[This entry has been updated on May 21, 2010]
At precisely 6pm tonight, ASCO released the much-awaited abstracts for presentations at the upcoming cancer meeting. This included one on the interim analysis of Alnylam’s ALN-VSP02for the treatment of liver cancers (my review with Tobias Wolfram on VSP02) targeting both VEGF (antiangiogenic) and KSP (anti-proliferative) and delivered by first-generation SNALP technology*. Importantly, the drug showed an encouraging safety profile with no cases of flu-like hypersensitivity reactions up to the highest dose tested so far (0.7mg/kg, dose-escalation ongoing) and signs of hepatotoxicity up to 0.4mg/kg, the two most important expected potential toxicities for SNALP delivery-based drugs.
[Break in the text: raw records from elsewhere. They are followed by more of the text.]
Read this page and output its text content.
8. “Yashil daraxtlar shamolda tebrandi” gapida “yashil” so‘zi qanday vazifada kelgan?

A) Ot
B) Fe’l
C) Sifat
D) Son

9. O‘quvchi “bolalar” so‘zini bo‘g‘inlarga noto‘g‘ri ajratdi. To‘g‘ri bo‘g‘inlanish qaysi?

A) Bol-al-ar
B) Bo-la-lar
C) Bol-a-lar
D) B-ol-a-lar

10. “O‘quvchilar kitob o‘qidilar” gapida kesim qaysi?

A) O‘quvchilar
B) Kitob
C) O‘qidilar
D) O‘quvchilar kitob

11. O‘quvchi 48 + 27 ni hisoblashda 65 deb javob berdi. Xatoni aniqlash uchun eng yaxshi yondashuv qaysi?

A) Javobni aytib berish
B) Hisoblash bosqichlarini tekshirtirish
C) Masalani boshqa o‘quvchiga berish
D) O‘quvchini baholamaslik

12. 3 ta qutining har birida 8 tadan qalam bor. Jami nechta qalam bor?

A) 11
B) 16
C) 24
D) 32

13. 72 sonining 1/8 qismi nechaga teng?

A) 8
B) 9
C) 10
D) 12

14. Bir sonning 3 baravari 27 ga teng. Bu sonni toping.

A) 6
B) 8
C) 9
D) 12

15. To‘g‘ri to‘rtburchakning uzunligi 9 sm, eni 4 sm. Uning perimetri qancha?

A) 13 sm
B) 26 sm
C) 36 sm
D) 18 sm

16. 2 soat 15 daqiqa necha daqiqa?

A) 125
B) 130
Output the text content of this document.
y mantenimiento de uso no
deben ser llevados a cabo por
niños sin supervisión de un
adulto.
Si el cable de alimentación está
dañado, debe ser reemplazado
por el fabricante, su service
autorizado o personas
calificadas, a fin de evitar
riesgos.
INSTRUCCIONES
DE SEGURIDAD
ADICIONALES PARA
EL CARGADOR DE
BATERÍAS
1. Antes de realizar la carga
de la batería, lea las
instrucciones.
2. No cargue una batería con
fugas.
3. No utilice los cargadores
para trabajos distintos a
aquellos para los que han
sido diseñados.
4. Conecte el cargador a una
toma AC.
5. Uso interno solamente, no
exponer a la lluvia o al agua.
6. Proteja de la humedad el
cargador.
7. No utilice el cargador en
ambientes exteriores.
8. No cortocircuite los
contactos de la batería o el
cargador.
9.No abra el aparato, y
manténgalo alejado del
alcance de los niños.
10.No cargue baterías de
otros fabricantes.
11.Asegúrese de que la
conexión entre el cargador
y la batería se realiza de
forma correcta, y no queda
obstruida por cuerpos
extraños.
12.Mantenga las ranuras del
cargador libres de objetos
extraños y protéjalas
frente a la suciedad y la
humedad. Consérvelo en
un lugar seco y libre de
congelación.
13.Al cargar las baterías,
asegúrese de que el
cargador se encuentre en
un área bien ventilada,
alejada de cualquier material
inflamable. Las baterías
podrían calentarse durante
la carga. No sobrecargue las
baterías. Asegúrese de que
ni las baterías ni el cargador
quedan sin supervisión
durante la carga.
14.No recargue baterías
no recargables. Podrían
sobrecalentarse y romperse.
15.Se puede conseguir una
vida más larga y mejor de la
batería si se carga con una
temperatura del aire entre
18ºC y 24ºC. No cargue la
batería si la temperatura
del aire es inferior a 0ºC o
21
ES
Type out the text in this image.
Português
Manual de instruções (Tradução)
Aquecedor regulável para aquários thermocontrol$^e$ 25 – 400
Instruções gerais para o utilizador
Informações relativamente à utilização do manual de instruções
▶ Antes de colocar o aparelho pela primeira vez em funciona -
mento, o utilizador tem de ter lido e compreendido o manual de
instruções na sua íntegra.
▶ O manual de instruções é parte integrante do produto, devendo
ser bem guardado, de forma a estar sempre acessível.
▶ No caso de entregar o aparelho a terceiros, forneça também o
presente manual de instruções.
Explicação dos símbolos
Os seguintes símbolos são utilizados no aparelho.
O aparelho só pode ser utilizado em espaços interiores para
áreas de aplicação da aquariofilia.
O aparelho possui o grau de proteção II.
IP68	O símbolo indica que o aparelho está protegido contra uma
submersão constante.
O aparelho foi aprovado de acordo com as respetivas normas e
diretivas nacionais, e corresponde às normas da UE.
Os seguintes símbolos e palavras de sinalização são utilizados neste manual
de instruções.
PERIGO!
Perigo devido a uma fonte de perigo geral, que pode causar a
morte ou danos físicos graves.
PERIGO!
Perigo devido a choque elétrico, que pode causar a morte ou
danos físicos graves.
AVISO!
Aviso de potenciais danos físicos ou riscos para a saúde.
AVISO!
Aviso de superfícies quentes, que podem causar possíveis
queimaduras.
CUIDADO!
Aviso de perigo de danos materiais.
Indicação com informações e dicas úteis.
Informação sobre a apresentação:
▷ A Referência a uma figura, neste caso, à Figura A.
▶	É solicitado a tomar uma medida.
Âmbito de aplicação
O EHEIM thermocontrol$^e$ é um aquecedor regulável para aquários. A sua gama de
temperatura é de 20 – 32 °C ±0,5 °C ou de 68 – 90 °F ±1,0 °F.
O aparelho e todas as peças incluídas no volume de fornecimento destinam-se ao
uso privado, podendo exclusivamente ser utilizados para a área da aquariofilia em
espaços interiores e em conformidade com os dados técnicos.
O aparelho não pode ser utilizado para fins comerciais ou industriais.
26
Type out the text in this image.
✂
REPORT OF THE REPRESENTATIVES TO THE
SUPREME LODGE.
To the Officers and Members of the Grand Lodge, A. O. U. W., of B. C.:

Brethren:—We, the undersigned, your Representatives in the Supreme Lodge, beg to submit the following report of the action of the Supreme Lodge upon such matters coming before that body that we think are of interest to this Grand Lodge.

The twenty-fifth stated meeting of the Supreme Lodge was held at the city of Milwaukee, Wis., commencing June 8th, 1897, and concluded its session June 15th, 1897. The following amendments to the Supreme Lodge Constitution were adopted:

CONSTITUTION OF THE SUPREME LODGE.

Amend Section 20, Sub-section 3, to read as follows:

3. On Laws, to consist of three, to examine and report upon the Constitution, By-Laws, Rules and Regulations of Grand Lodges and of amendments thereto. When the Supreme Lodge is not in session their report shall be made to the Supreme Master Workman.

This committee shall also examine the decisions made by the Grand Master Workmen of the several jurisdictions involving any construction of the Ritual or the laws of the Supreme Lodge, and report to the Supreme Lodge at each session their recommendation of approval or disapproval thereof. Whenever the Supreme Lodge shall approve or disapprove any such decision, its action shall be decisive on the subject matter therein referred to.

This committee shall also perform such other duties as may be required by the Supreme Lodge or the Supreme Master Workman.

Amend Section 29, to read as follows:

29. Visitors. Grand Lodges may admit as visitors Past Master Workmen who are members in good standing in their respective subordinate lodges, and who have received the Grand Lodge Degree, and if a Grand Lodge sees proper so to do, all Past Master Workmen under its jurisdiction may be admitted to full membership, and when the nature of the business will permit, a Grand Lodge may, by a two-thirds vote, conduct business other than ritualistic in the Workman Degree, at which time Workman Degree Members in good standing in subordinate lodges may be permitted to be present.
There was one death possibly related to the study drug in a patient with a pancreatic neuroendocrine tumor (most others had colorectal cancers) at the 0.7mg/kg dose level. This patient died of hepatic failure after receiving the 2nd of the 4 bi-weekly 15-minute infusions. While liver patients do often die from hepatic failure and patients in the trial probably have a relatively short 1-2 year life expectancy which means that deaths are to be expected in such a trial just by chance, because of the temporal association of the treatment with the death, a contribution of the drug cannot be excluded. A general hepatotoxicity of the drug or delivery technology, however, is unlikely because, unlike flu-like reactions to liposomal siRNAs, hepatotoxicities should be more uniform, at least in 'average' persons, but were otherwise absent in the 0.4mg/kg cohort as well as in the two other patients dosed at 0.7mg/kg. Similarly, except for a minor grade 2 infusion reaction that responded to slowing of the infusion, there were otherwise no significant adverse events, quite remarkable for such a cancer trial, which supports that the death was an isolated case of which the exact cause remains to be fully determined.
Interestingly, in the deceased patient there was extensive tumor necrosis following drug treatment and this was correlated with decreased blood flow as measured by DCE-MRI, consistent with successful VEGF inhibition. Although it cannot be excluded at this point, it is probably too early to say whether the death may have even had to do with too rapid tumor necrosis due to VEGF and/or KSP inhibition by affecting already impaired liver function in liver cancer patients. Altogether, blood flow was measured in 8 of the 12 patients treated as of December 2009 with 80% of the tumors showing a remarkable >40% decline [in blood flow].
Eyes are now on the more detailed data presentation at the ASCO meeting in June that will include further safety, tolerability and also pharmacodynamic data, possibly at even higher dose levels**. More information on the exact distribution of the declines in blood flow and the neuroendocrine patient history will be of particular interest.
* Second generation SNALP formulation have potencies that are about 10-50 increased compared to the one used in the present trial that had a predicted 50% knockdown potency at around 1mg/kg. This means that at therapeutically relevant doses for future SNALP-based drugs of around 0.05-0.2mg/kg, no significant toxicities have been observed so far in both Tekmira's SNALP-ApoB and Alnylam's ALN-VSP02 trials.
Putting the ALN-VSP02 Adverse Event into Context (update May 21, 2010)
It has come to my attention that there is considerable angst, especially among investors, about the one death in the trial. While every such case is unfortunate and has to be studied in detail whether it is linked to treatment with the investigational drug, let me emphasize that the reason why liver metastases are specifically treated for most cancers, including in this trial, is because they turn out to be rate-limiting for many of these late-stage patients. As such, more deaths are to be expected in this trial, also and especially due to liver failure. One caveat, however, is that the patient died after the 2nd infusion, that is between 2-4 weeks after dosing had been initiated and one of the enrollment criteria for the trial was a life expectancy of >12 weeks, so a contribution of the drug is likely.
A good indication about the seriousness of these adverse events as it relates to drug safety and risk:benefit is how regulators react to such reports that by the way have to be made in a timely manner, meaning that if there had been more such reports they must not have been deemed sufficient to stop the trial. Related to this, it will be important to learn whether the regulators allowed further dose escalation or whether the patients that have been recruited since the December 2009 abstract deadline were treated largely at the 0.4 and 0.7mg/kg dosages to further study the drug safety around these dose levels, although the company did say in their press release that the maximum tolerated dose has not been 'reached' yet [update: the company has since confirmed that dose escalation has continued since December 2009, meaning that at the very least there should now be data for the 1.0mg/kg cohort if not higher which reflects favorably on the safety profile thus far].
It is surprising that Alnylam did not comment generally much about the detailed data in the press release about the abstract. It is possible that they consider doing so at this point as being of little value since much more comprehensive and informative data will be presented soon at the ASCO.
In the meantime, unlike drugs developed maybe for restless legs syndrome or ED, deaths are a frequent occurrence of cancer drug development and investors have to live with that without assuming the worst.